The three of them looked at each other and silently elected Lundkvist, their military leader, to speak.

"Well, Captain Pam, I think we should go ahead with our plan. Despite the misfortune, our men are wound up and ready for battle, and we should use that to our advantage. I say we go in today."

The other two nodded their agreement.

"In addition to that," Gerbald added, "I can already feel my hair growing back. If we wait until tomorrow you will have to shave us all over again. I for one prefer to play the part of a hunting wolf, not a sheared sheep." Gerbald's face was a perfect picture of distaste at the thought of having his head shaved again.
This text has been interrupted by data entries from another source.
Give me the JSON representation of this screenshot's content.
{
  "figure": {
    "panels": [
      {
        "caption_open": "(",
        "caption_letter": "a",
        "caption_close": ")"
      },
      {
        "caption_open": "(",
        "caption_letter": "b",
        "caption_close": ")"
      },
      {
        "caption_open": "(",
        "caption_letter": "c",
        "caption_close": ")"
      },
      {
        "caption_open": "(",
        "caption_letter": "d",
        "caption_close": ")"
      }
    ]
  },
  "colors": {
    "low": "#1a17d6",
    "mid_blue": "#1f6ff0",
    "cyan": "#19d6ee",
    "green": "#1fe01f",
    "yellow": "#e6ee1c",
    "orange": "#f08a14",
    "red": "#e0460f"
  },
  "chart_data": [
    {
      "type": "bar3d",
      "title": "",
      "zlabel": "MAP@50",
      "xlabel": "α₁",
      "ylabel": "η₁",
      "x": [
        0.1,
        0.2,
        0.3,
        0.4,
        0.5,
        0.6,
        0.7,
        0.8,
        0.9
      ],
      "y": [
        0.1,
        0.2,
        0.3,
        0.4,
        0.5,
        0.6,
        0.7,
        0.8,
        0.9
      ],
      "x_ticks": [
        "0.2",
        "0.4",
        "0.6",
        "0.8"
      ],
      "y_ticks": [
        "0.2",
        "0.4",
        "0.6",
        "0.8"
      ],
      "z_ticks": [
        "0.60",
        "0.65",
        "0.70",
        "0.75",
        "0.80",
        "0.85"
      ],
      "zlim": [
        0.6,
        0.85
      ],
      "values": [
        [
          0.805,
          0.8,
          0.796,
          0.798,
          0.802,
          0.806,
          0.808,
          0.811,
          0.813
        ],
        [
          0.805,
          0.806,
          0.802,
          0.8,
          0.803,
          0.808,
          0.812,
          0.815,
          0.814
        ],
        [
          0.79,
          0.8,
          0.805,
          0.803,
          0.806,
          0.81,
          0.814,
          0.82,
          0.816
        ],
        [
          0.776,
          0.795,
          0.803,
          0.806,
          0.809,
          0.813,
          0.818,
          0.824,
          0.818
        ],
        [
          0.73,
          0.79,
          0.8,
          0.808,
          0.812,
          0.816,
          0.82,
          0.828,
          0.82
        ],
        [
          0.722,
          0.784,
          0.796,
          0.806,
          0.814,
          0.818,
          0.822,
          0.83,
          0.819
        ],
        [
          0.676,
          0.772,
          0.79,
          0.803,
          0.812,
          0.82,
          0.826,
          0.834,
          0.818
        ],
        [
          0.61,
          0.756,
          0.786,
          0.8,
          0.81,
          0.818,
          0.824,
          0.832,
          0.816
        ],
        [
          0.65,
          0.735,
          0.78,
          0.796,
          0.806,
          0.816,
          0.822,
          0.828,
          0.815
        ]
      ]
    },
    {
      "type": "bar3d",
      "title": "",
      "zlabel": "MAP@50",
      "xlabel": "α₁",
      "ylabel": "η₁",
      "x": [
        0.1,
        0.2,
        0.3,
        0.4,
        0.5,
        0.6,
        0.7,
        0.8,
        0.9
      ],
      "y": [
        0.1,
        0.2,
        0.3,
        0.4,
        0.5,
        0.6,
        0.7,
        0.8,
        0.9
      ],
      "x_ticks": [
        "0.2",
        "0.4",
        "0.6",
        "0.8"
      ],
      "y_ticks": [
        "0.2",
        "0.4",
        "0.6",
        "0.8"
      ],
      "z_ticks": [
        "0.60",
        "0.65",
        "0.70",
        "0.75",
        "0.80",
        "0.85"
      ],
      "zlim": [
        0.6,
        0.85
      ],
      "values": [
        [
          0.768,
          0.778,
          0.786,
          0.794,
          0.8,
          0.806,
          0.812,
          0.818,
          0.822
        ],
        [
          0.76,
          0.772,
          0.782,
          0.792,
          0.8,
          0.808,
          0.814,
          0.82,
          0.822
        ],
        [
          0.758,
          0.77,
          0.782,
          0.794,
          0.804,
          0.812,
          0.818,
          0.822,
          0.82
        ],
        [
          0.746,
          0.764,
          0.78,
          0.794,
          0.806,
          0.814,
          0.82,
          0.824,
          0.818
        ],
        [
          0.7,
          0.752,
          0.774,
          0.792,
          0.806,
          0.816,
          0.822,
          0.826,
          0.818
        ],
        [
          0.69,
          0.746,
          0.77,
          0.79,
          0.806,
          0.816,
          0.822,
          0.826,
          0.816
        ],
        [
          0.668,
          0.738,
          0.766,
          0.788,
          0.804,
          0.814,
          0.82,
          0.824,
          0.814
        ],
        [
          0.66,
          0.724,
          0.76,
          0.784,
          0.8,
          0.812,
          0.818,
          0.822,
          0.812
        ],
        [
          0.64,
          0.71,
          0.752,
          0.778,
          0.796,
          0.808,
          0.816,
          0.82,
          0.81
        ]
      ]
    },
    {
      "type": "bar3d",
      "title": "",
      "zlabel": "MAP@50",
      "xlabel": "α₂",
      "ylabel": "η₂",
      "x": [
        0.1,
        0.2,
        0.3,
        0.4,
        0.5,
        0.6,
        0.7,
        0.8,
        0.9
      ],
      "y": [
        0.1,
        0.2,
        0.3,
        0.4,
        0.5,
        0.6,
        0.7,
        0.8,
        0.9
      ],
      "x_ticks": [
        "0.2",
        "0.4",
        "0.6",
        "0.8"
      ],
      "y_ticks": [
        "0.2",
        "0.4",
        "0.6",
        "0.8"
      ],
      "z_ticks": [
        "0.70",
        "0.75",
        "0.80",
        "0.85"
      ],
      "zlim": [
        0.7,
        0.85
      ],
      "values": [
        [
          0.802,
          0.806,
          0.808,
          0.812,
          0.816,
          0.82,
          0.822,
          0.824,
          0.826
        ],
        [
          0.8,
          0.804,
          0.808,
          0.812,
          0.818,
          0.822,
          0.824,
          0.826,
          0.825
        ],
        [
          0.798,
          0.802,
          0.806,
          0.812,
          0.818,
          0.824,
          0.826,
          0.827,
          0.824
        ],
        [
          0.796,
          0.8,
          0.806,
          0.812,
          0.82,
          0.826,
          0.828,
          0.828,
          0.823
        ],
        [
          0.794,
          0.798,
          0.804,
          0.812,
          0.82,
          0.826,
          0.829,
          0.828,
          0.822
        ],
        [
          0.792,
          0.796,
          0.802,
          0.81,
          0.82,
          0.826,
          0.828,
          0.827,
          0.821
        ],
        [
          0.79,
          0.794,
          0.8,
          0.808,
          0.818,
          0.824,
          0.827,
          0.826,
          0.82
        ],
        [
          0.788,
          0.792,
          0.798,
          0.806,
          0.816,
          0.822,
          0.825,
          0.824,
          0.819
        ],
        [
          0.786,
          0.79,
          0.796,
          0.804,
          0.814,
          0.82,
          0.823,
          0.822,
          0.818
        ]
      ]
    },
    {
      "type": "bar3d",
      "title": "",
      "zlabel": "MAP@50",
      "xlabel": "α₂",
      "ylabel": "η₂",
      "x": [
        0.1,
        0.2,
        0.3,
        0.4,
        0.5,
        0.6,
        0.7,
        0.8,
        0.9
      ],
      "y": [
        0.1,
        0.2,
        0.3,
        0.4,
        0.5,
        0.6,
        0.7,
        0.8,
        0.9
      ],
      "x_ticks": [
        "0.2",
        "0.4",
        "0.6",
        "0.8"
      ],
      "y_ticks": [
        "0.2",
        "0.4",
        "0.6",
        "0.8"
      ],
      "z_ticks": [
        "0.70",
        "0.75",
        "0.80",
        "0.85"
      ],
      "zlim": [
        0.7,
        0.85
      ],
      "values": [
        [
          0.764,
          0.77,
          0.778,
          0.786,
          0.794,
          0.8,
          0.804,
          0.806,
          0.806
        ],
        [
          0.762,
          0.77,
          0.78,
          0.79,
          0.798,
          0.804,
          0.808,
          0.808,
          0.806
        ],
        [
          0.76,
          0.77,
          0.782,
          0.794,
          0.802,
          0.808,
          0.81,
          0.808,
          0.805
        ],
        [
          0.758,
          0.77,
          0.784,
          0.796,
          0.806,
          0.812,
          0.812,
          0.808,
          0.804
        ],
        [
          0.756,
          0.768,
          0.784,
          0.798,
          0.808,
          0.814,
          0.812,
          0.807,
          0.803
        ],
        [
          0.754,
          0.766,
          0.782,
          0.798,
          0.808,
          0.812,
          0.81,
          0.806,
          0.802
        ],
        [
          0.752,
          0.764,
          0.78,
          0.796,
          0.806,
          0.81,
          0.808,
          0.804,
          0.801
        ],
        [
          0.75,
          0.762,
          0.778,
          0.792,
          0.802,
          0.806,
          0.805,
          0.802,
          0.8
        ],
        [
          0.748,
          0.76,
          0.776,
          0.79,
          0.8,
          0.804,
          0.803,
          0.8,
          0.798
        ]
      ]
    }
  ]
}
They all shared a quiet laugh, humor so often being the best way to deal with stress. Pam was silently thankful to her old friend for his good cheer in the face of danger. "All right then, let's do it." she told them, feeling her resolve grow again. "Dore, let's get the make-up ready."

The three men all moaned in unison, dreading further torture at the hands of these formidable Valkyries. Despite their concern for Pers, they made the effort to play their parts, by cackling and rub their hands with threatening glee.

As the men went to round up the crew for their make-up session, Dore motioned for Pam to wait. She produced a folded cloth, one end of which she handed to Pam. Together, they opened it up to reveal a hand-sewn flag.

Pam gasped with delight. It was made from silk, of which there was plentiful variety and supply on their captured Chinese junk. The base was a rich sky-blue and over it was sewn a golden cross, in the Scandinavian style: the flag of Sweden. Behind the cross a black saltire ran from the corners with two gold stars on each band, just like the flag of the United States of Europe. Finally, to Pam's great delight, a gray dodo outlined with black thread occupied the center, complete with a shiny, gold button for an eye.

"Wow!" she exclaimed in English, then switched to German, which Dore was more comfortable using. "Dore! It's fantastic! How did you manage to do this?" Pam asked her grinning friend, who was a-glow with one of her very rare demonstrations of pride.

"I have some talents beyond the galley, you know. That oaf of a husband of mine was always tearing up his clothes in battle, or while running down some poor creature in the woods; someone had to mend them! If left to his own devices he would go about in nothing but rags. Just look at his hat! I became fairly handy with the needle and thread," she said in modest tones, although it was plain she was highly pleased with her work, which was perfectly executed.

Pam hugged her, the flag squished between them. "Thank you, Dore. It's wonderful! We needed something like this; it will help morale. A fine flag for our new colony. Really, you are a wonder!"

Dore took it gently from Pam to fold it neatly up again.

"Today, when the time is right, we will raise it here from this deck," Pam promised her. "Then, we will fly it over the colony once it has been freed! Dore, you have outdone yourself, you are the best!" Pam was deeply moved at her friend's clever thoughtfulness, and felt some of the fear that had been building in her throughout the day ease its clutches. "Now, let's go paint our men yellow."